As Elon Musk pledged to run a more fair and transparent Twitter that won’t interfere in elections, the EU’s internal market commissioner, Thierry Breton, on Wednesday demanded tougher censorship, reportedly warning that the platform might be banned if it doesn’t comply with the bloc’s laws.
“Twitter has failed in trust & safety for a very long time and has interfered in elections,” Musk tweeted on Wednesday, responding to claims by former executive Yoel Roth published by Reuters that his takeover had made the company less safe. “Twitter 2.0 will be far more effective, transparent and even-handed.”

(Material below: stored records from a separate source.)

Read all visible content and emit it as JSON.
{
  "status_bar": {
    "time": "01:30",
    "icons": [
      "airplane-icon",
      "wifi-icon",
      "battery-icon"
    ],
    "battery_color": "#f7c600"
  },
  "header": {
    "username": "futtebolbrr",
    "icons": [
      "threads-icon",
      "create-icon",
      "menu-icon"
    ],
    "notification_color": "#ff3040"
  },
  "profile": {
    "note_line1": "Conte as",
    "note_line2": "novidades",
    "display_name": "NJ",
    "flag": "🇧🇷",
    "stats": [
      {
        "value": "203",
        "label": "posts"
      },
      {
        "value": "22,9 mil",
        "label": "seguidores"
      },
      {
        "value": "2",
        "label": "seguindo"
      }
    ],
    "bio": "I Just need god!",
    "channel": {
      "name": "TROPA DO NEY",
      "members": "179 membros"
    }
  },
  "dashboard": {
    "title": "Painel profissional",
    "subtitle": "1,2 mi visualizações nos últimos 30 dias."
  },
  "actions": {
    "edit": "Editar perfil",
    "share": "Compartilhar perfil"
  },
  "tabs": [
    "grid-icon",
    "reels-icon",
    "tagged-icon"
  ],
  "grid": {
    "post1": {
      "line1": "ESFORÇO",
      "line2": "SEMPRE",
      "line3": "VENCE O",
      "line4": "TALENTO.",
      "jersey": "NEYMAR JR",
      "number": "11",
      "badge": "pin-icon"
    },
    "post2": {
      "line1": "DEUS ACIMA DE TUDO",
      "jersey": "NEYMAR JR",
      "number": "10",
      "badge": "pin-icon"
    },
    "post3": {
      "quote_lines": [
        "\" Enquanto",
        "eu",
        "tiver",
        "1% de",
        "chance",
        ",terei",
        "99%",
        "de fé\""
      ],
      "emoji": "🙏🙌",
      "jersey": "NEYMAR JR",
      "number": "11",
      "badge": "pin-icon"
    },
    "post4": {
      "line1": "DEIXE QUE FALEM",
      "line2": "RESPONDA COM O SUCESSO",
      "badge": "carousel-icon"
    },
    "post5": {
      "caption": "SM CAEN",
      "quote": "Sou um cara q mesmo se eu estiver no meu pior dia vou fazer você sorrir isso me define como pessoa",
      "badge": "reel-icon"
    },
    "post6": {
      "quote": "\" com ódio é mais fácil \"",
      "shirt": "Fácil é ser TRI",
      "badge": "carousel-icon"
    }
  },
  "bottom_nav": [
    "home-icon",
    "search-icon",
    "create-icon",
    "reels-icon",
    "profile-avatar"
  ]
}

Within the hour, Breton tweeted that he welcomed Musk’s “intent to get Twitter 2.0 ready” for the EU’s Digital Services Act (DSA), a law scheduled to come into force in 2024. He added that the platform would have to “significantly reinforce content moderation and tackle disinformation,” among other things. Breton attached a short video from a call he held with Musk, though without any sound.
According to the Financial Times, however, the EU commissioner actually threatened Musk with a ban unless Twitter complies with a list of demands. This includes not having an “arbitrary” approach to reinstating banned users, “aggressively” pursuing “disinformation” and agreeing to an “extensive independent audit” by next year.

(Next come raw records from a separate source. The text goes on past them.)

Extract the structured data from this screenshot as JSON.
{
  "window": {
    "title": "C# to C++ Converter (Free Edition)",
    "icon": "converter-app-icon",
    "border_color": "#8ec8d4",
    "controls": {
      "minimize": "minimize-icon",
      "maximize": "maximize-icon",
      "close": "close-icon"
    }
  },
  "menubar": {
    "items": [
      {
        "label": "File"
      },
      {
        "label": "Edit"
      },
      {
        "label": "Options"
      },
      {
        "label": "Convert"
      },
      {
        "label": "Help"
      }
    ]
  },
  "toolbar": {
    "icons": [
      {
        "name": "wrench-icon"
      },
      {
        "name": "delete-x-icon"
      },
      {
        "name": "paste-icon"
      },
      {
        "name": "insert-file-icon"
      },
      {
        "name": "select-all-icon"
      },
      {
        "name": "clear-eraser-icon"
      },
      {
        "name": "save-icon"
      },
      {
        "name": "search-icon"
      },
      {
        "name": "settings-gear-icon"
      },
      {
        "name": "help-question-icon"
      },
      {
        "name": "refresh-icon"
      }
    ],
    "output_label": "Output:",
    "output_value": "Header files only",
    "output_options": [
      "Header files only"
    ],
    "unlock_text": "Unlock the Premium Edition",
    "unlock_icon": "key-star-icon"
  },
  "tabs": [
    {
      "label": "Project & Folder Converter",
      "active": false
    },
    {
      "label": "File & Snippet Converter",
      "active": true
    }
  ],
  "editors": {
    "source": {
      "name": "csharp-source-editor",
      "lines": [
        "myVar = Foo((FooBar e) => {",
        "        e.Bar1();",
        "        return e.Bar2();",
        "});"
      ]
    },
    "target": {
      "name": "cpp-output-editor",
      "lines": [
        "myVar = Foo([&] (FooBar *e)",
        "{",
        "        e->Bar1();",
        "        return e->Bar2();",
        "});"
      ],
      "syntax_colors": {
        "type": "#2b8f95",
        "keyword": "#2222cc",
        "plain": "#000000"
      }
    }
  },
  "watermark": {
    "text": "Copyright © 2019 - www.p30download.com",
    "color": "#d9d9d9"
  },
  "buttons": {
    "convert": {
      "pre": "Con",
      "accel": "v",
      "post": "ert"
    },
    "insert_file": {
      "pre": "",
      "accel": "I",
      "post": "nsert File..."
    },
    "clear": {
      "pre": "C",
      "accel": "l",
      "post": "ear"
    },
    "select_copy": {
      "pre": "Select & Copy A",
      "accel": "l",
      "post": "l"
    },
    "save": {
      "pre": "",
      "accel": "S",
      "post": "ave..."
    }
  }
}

Failing to do so would infringe on the DSA, which could expose Twitter to massive fines or even a ban in the EU, Breton reportedly said. According to FT’s sources, Musk replied that the DSA was “very sensible” and should be applied worldwide.

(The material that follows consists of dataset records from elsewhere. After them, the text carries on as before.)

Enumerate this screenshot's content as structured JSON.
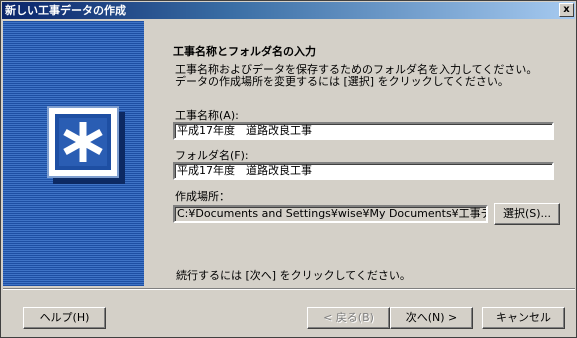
{
  "window": {
    "title": "新しい工事データの作成",
    "close_label": "x"
  },
  "main": {
    "heading": "工事名称とフォルダ名の入力",
    "description_line1": "工事名称およびデータを保存するためのフォルダ名を入力してください。",
    "description_line2": "データの作成場所を変更するには [選択] をクリックしてください。",
    "project_name": {
      "label": "工事名称(A):",
      "value": "平成17年度　道路改良工事"
    },
    "folder_name": {
      "label": "フォルダ名(F):",
      "value": "平成17年度　道路改良工事"
    },
    "location": {
      "label": "作成場所：",
      "value": "C:¥Documents and Settings¥wise¥My Documents¥工事データ¥",
      "select_label": "選択(S)..."
    },
    "footer_note": "続行するには [次へ] をクリックしてください。"
  },
  "buttons": {
    "help": "ヘルプ(H)",
    "back": "< 戻る(B)",
    "next": "次へ(N) >",
    "cancel": "キャンセル"
  },
  "colors": {
    "title_bar": "#0a246a",
    "banner": "#1e4fa3",
    "face": "#d4d0c8"
  }
}
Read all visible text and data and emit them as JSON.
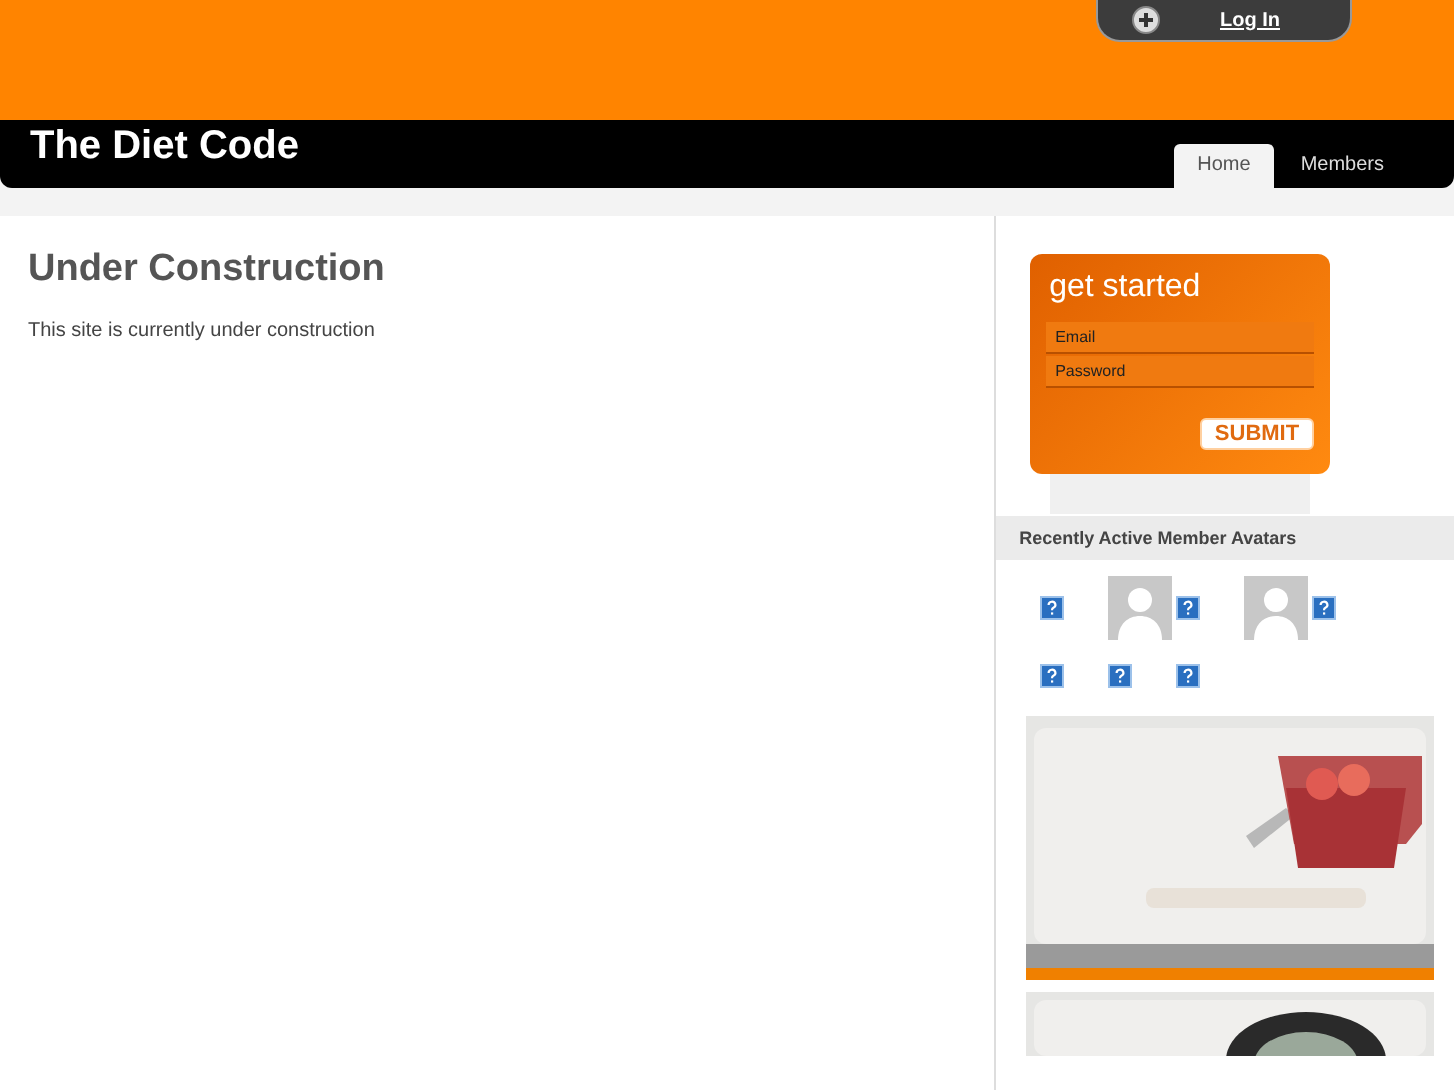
{
  "header": {
    "login_link": "Log In",
    "site_title": "The Diet Code"
  },
  "nav_tabs": [
    {
      "label": "Home",
      "selected": true
    },
    {
      "label": "Members",
      "selected": false
    }
  ],
  "main": {
    "heading": "Under Construction",
    "text": "This site is currently under construction"
  },
  "signup": {
    "title": "get started",
    "fields": [
      {
        "placeholder": "Email"
      },
      {
        "placeholder": "Password"
      }
    ],
    "button": "SUBMIT"
  },
  "avatars": {
    "heading": "Recently Active Member Avatars",
    "items": [
      {
        "kind": "broken"
      },
      {
        "kind": "silhouette"
      },
      {
        "kind": "broken"
      },
      {
        "kind": "silhouette"
      },
      {
        "kind": "broken"
      },
      {
        "kind": "broken"
      },
      {
        "kind": "broken"
      },
      {
        "kind": "broken"
      }
    ]
  }
}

Musk bought Twitter for a reported $44 billion and took ownership of the company on October 27, declaring “the bird is freed.” Within hours, Breton responded that “In Europe, the bird will fly by our rules.”
The DSA was approved by the bloc earlier this year. It requires “content moderation” from major social media platforms, so they can swiftly censor “hate speech” or any information that Brussels deems false. The EU has already invoked these powers to ban RT and several other Russian media outlets, with most US-based platforms eagerly complying.
The video hosting service Rumble owned by Canadian-Macedonian Chris Pavlovski, however, chose to turn off their service in France rather than comply with demands from Paris to censor certain Russian outlets.